As a commentator for the World Surf League's Championship Tour, Joe Turpel is quickly becoming the new voice of modern day competitive surfing, translating jargon into something non-surfers can relate to without losing the in-the-know cadence of a dedicated wave rider. We caught up with Turpel after he finished announcing the Eddie Aikau Big Wave Invitational Event at Waimea Bay last week to get his thoughts on one of the most memorable days in big wave surfing's history.
How does the judging work in the Eddie, and what makes it different than traditional WCT contests?
Every wave is scored out of 100 points. Seven judges score the ride between 1 and 20. Drop the high and the low score and add up the remaining five. You can only catch four waves per hour-long heat. Surfers have two heats. Their top four rides from both heats are scored for their placing. So there are no elimination rounds or man on man competition like the World Championship Tour.
Who really stepped up and surprised you with their performance in this event?
I really enjoyed watching the younger generation charge. Koa Rothman, a young local Hawaiian was absolutely going for it. He's got a special connection with Waimea Bay and looked really comfortable surfing it on his backhand as well. Which can be really difficult.
What were the five biggest moments in this year's Eddie?
1. When the huge set came to close out the bay and the water patrol had to spin around and gun it for the beach to avoid getting mowed down by 40-foot waves. That was so intense, but they did it with total control.
2. Seeing Clyde Aikau paddle out at 66 and then take off on some bombs to honor his brother was breathtaking.
3. I thought Jamie O'Brien was insane to watch in the morning. He definitely took off on some of the biggest waves of the day.
4. Kelly Slater getting barreled for Brock Little. Watching that go down was really emotional.
5. John John Florence winning. He's redefining an era. And he proved that there's nothing that he can't do. He's clearly the best surfer in the world.
What's it like to be on the beach during the event?
The beach is packed in the dark well before the sun comes up. As the sets come, the lifeguards are constantly managing a crowd of thousands, with loudspeakers and roving guards, making sure nobody gets swept away. It's real intense when a 40-foot set comes in and you know somebody in the water is about to take it on. It's something pretty special to take in that kind of energy for an entire day.

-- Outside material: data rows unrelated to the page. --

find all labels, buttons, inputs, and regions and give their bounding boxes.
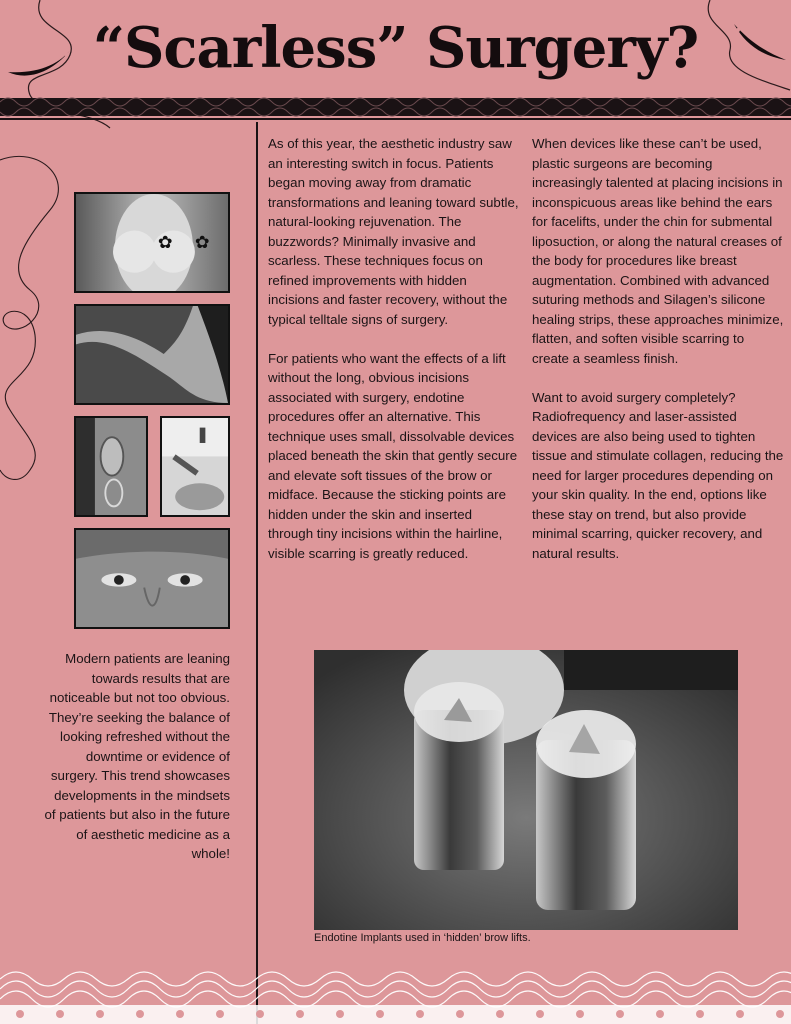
photo-caption: Endotine Implants used in ‘hidden’ brow lifts. — [314, 932, 531, 944]
lace-border-top — [0, 92, 791, 122]
article-paragraph: When devices like these can’t be used, plastic surgeons are becoming increasingly talented at placing incisions in inconspicuous areas like behind the ears for facelifts, under the chin for submental liposuction, or along the natural creases of the body for procedures like breast augmentation. Combined with advanced suturing methods and Silagen’s silicone healing strips, these approaches minimize, flatten, and soften visible scarring to create a seamless finish. — [532, 136, 784, 366]
article-paragraph: As of this year, the aesthetic industry saw an interesting switch in focus. Patients began moving away from dramatic transformations and leaning toward subtle, natural-looking rejuvenation. The buzzwords? Minimally invasive and scarless. These techniques focus on refined improvements with hidden incisions and faster recovery, without the typical telltale signs of surgery. — [268, 136, 519, 327]
thread-swirl-left-icon — [0, 150, 80, 490]
photo-procedure — [160, 416, 230, 517]
article-column-2 — [532, 134, 784, 583]
sidebar-text: Modern patients are leaning towards results that are noticeable but not too obvious. They’re seeking the balance of looking refreshed without the downtime or evidence of surgery. This trend showcases developments in the mindsets of patients but also in the future of aesthetic medicine as a whole! — [44, 651, 230, 861]
photo-torso — [74, 192, 230, 293]
column-divider — [256, 122, 258, 1024]
photo-endotine-implants — [314, 650, 738, 930]
article-column-1 — [268, 134, 520, 583]
svg-text:✿: ✿ — [194, 232, 210, 253]
article-paragraph: For patients who want the effects of a lift without the long, obvious incisions associated with surgery, endotine procedures offer an alternative. This technique uses small, dissolvable devices placed beneath the skin that gently secure and elevate soft tissues of the brow or midface. Because the sticking points are hidden under the skin and inserted through tiny incisions within the hairline, visible scarring is greatly reduced. — [268, 350, 518, 561]
page-title: “Scarless” Surgery? — [92, 15, 699, 81]
lace-border-bottom — [0, 965, 791, 1024]
photo-eyes — [74, 528, 230, 629]
photo-jawline — [74, 304, 230, 405]
svg-text:✿: ✿ — [157, 232, 173, 253]
photo-ear — [74, 416, 148, 517]
article-paragraph: Want to avoid surgery completely? Radiofrequency and laser-assisted devices are also being used to tighten tissue and stimulate collagen, reducing the need for larger procedures depending on your skin quality. In the end, options like these stay on trend, but also provide minimal scarring, quicker recovery, and natural results. — [532, 389, 784, 561]
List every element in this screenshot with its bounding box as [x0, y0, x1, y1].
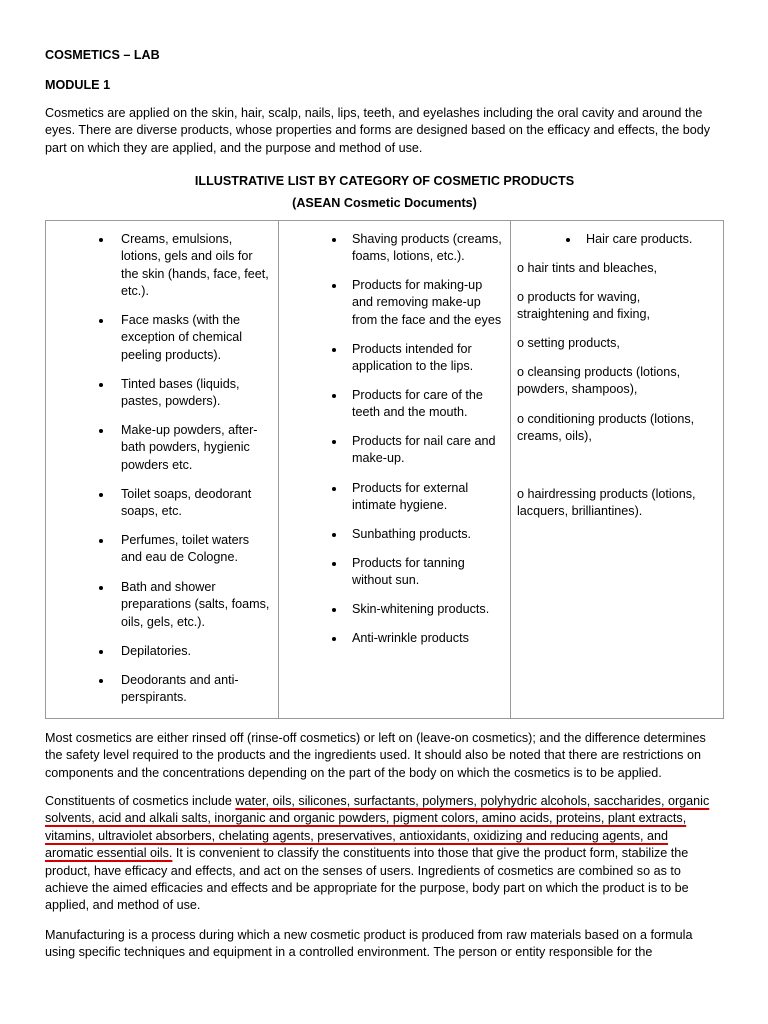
bullet-icon — [332, 562, 336, 566]
bullet-icon — [332, 440, 336, 444]
bullet-icon — [566, 238, 570, 242]
list-item: o products for waving, straightening and fixing, — [517, 290, 651, 322]
list-item: Anti-wrinkle products — [352, 630, 504, 647]
bullet-icon — [99, 586, 103, 590]
list-item: Make-up powders, after-bath powders, hygienic powders etc. — [121, 422, 271, 474]
manufacturing-paragraph: Manufacturing is a process during which a new cosmetic product is produced from raw materials based on a formula using specific techniques and equipment in a controlled environment. The person or entity responsible for the — [45, 928, 693, 960]
bullet-icon — [332, 487, 336, 491]
list-item: Sunbathing products. — [352, 526, 504, 543]
list-item: o cleansing products (lotions, powders, shampoos), — [517, 365, 681, 397]
category-table — [45, 220, 724, 719]
list-item: Products for making-up and removing make-up from the face and the eyes — [352, 277, 504, 329]
bullet-icon — [99, 383, 103, 387]
list-item: Products for external intimate hygiene. — [352, 480, 504, 515]
list-subtitle: (ASEAN Cosmetic Documents) — [292, 196, 477, 210]
list-item: Skin-whitening products. — [352, 601, 504, 618]
bullet-icon — [332, 238, 336, 242]
column-divider — [510, 221, 511, 718]
list-item: Products for tanning without sun. — [352, 555, 504, 590]
bullet-icon — [99, 319, 103, 323]
list-item: Products intended for application to the lips. — [352, 341, 504, 376]
list-item: o setting products, — [517, 336, 620, 350]
bullet-icon — [332, 637, 336, 641]
bullet-icon — [332, 284, 336, 288]
list-item: Shaving products (creams, foams, lotions, etc.). — [352, 231, 504, 266]
list-item: Products for care of the teeth and the mouth. — [352, 387, 504, 422]
module-heading: MODULE 1 — [45, 78, 111, 92]
bullet-icon — [99, 493, 103, 497]
list-item: o hair tints and bleaches, — [517, 261, 658, 275]
bullet-icon — [99, 238, 103, 242]
bullet-icon — [99, 429, 103, 433]
bullet-icon — [332, 608, 336, 612]
list-title: ILLUSTRATIVE LIST BY CATEGORY OF COSMETIC PRODUCTS — [194, 174, 575, 188]
constituents-paragraph: Constituents of cosmetics include water, oils, silicones, surfactants, polymers, polyhydric alcohols, saccharides, organic solvents, acid and alkali salts, inorganic and organic powders, pigment colors, amino acids, proteins, plant extracts, vitamins, ultraviolet absorbers, chelating agents, preservatives, antioxidants, oxidizing and reducing agents, and aromatic essential oils. It is convenient to classify the constituents into those that give the product form, stabilize the product, have efficacy and effects, and act on the senses of users. Ingredients of cosmetics are combined so as to achieve the aimed efficacies and effects and be appropriate for the purpose, body part on which the product is to be applied, and method of use. — [45, 794, 710, 913]
rinse-paragraph: Most cosmetics are either rinsed off (rinse-off cosmetics) or left on (leave-on cosmetics); and the difference determines the safety level required to the products and the ingredients used. It should also be noted that there are restrictions on components and the concentrations depending on the part of the body on which the cosmetics is to be applied. — [45, 731, 706, 780]
list-item: o conditioning products (lotions, creams, oils), — [517, 412, 695, 444]
list-item: Toilet soaps, deodorant soaps, etc. — [121, 486, 271, 521]
list-item: o hairdressing products (lotions, lacquers, brilliantines). — [517, 487, 696, 519]
column-divider — [278, 221, 279, 718]
list-item: Tinted bases (liquids, pastes, powders). — [121, 376, 271, 411]
bullet-icon — [99, 679, 103, 683]
list-item: Creams, emulsions, lotions, gels and oils for the skin (hands, face, feet, etc.). — [121, 231, 271, 301]
list-item: Deodorants and anti-perspirants. — [121, 672, 271, 707]
list-item: Products for nail care and make-up. — [352, 433, 504, 468]
list-item: Bath and shower preparations (salts, foams, oils, gels, etc.). — [121, 579, 271, 631]
bullet-icon — [332, 394, 336, 398]
bullet-icon — [332, 348, 336, 352]
list-item: Perfumes, toilet waters and eau de Cologne. — [121, 532, 271, 567]
constituents-underlined: water, oils, silicones, surfactants, polymers, polyhydric alcohols, saccharides, organic solvents, acid and alkali salts, inorganic and organic powders, pigment colors, amino acids, proteins, plant extracts, vitamins, ultraviolet absorbers, chelating agents, preservatives, antioxidants, oxidizing and reducing agents, and aromatic essential oils. — [45, 794, 710, 861]
list-item: Hair care products. — [586, 231, 721, 248]
intro-paragraph: Cosmetics are applied on the skin, hair, scalp, nails, lips, teeth, and eyelashes including the oral cavity and around the eyes. There are diverse products, whose properties and forms are designed based on the efficacy and effects, the body part on which they are applied, and the purpose and method of use. — [45, 106, 711, 155]
list-item: Depilatories. — [121, 643, 271, 660]
bullet-icon — [99, 539, 103, 543]
list-item: Face masks (with the exception of chemical peeling products). — [121, 312, 271, 364]
bullet-icon — [99, 650, 103, 654]
doc-heading: COSMETICS – LAB — [45, 48, 160, 62]
bullet-icon — [332, 533, 336, 537]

What was the most intense moment?
The wipeouts are always intense. Twiggy jumped off the roof of one and free-fell for about 30 feet. I also got scared for Kala Alexander and Makua Rothman when they got tangled up in the lip. They both soldiered on and kept charging though. That was inspiring.
How do you describe big wave surfing to someone who doesn't surf?
It really does feel like a different sport. A group of select people put themselves in life-threatening conditions because they love it. They love the ride and the people they surf with. Some rides are strictly survival and trying to out run a 40-foot bomb. And surfers now are performing maneuvers on these waves when possible. Every single ride is memorable and takes your mind to a place it's never been. That's why big wave surfing is so insane to watch.